4. It can be a lifeline for restaurants that have closed.
Starry Kitchen, which shuttered in February 2015 after unsuccessfully mounting a $500,000 Kickstarter campaign to save the restaurant, was resurrected on UberEats in July 2015. The crew made 250 orders of the restaurant's beloved tofu balls for what they thought was a one-evening-only offer. But they sold out so quickly that the UberEats system crashed several times, and hundreds of people who wanted balls in their mouth were denied.
“Kind of crazy is a fucking understatement,” Starry Kitchen proprietor Nguyen Tran says of the experience. “It opens at 5:00, and Uber tells me at 5:05 that they had 90 percent of their inventory booked. I was having to deal with two sets of emotions: People were elated that we were back, then people couldn’t get through and they were angry. There was a lot of action on Twitter that evening.”
Tran, who runs Starry Kitchen with his wife, chef Thi Tran, is a boisterous frontman who likes to make a ruckus. He’s long been known in LA for showing up to events carrying a bullhorn and wearing a banana costume. For UberEats, he put on one of his banana suits (yes, he has more than one), rode along with a driver and made some deliveries himself.
“I didn’t know if we’re relevant anymore,” says Tran, who signed up with UberEats as an experiment. “This was really a test. We are a very fickle city, whether it’s food or entertainment. When you go away, you’re gone, you don’t come back. You’re out of everyone’s mind.”
But it turns out that there was still a huge appetite in LA for Starry Kitchen’s aggressive brand of Asian food. Starry Kitchen kept delivering on UberEats every week.
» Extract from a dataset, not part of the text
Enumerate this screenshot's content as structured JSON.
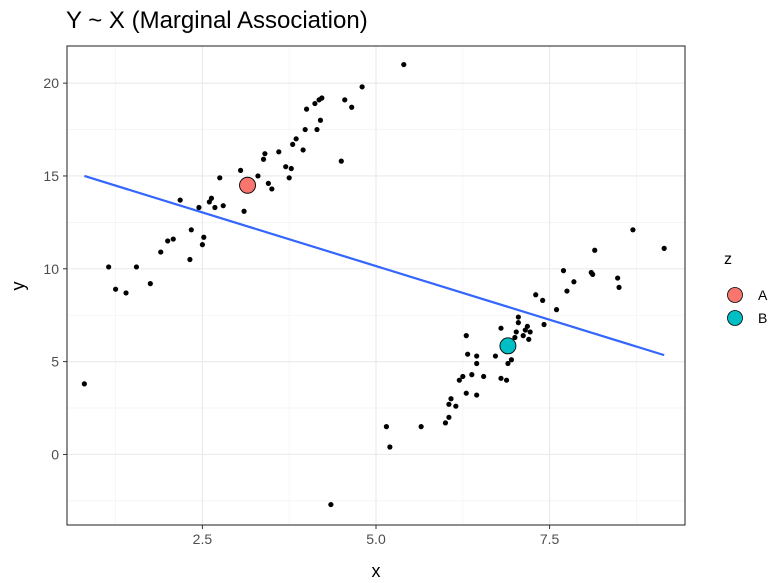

And in October 2015, the Trans opened Button Mash, a restaurant/bar/video arcade with food that can be delivered via Caviar, UberEats and Postmates. Starry Kitchen has a book coming out in June and expects to partner with a delivery service to celebrate.
5. It’s great advertising for restaurants.
When I tell Tran about some of the ridiculous things I’ve gotten delivery services to do, he tells me that it all makes sense. We both understand that well-funded startups are burning through their marketing dollars to subsidize deliveries and grow their customer bases. But Tran also points out that in the low-margin, high-difficulty food business (where restaurants are battling a rising minimum wage and a workforce that’s shrinking because would-be waiters and dishwashers realize they could have more flexible schedules being, well, Uber drivers), delivering food is an efficient form of marketing.
When he had Starry Kitchen in Chinatown, Tran’s business spiked after he started doing deliveries: “I would ask customers how they heard about us, and they would say, ‘I found you because of delivery. It’s great advertising; they’re paying for the delivery meal, and then they’re paying again.”
Tran has seen this process work as a consumer, too.
“I think delivery actually makes me go out more because I get to try places I’ve never heard of,” he says. “Then when it’s good, I’m like, I gotta go to the restaurant—because it’s going to be better there.”